接着就再没有人说话了,我感觉手被细致的包扎好后,放到了身侧,这时候才听到二少爷阴阳怪气的说:“人是它伤的,现在这样算什么?”
“二哥,我说过了,这个女人你不能碰,走吧。”
“哼,老三,你别忘了,长幼有序,还轮不到你来吩咐我。”
“继续留下来,只会引祸上身,二哥,我也是为了你好。”三少爷说完就传来了开门的声音,然后脚步声缓缓离去。
“切,他想要的我偏要插一脚不可。”二少爷说着,一只微微冰凉的手摸到了我的脸上。
“不过是颗小青菜罢了。”说着他捏住了我的脸蛋:“不过这细皮嫩肉的,果然是让人爱不释手啊。”
哐啷一声惊雷响起,二少爷的手不觉一下就松开来,然后他冷哼一声说:“这样就动怒了?果然是上了心了么?”说完不一会儿我就听到了关门声,还有脚步声慢慢远去的声音,但是头还是晕,当一切回归平静后,我又昏昏沈沈的睡了过去。

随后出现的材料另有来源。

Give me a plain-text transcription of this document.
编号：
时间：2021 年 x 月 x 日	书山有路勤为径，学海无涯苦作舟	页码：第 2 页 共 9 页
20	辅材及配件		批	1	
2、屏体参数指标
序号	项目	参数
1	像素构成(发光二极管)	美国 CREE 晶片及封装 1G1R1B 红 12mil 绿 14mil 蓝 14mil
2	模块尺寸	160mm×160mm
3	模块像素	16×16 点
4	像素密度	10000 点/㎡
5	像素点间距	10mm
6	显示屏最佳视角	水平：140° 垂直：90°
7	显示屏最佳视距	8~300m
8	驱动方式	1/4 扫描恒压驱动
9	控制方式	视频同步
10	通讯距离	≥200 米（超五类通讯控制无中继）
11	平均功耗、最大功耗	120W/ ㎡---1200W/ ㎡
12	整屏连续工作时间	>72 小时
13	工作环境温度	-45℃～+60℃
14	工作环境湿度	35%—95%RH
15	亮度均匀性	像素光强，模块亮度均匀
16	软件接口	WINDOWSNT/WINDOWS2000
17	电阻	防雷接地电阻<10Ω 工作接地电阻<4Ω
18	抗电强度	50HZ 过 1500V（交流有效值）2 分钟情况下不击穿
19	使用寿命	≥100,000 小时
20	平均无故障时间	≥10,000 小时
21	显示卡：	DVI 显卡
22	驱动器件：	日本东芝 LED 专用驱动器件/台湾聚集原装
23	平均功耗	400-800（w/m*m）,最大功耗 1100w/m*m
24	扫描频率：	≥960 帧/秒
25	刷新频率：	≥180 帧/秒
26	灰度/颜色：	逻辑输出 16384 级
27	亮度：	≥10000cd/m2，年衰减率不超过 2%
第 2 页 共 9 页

“起来。”不知什么时候,忽然被人摇醒,我瞇着眼看见那个青衣端着一个木托盘站在我床前,冷冷的看着我。
“呃,这里不是不让人进的么?”所有的下人都只能在门口。
“爷吩咐你把药喝了。”她根本不甩我,递给我一碗药,一股甜腥味顿时弥漫在空气中。
“这是……”如果我没猜错,这是血的味道,我迟疑的说。
“快喝。”青衣不耐烦的说,我抿着唇不说话,这时候她一把扯住我的发说:“爷说了,你若是不喝,我可以强灌。”说我,伸手捏着我的两颊就往嘴里灌药,辛辣的滋味顿时在口中蔓延开来,那并没有什么,但是那股子血味一入口就让我胃里五味陈杂的翻搅起来。
“呕。”她的手一松开我就忍不住呕了一声,可是明明感觉有东西往上顶,却什么也吐不出。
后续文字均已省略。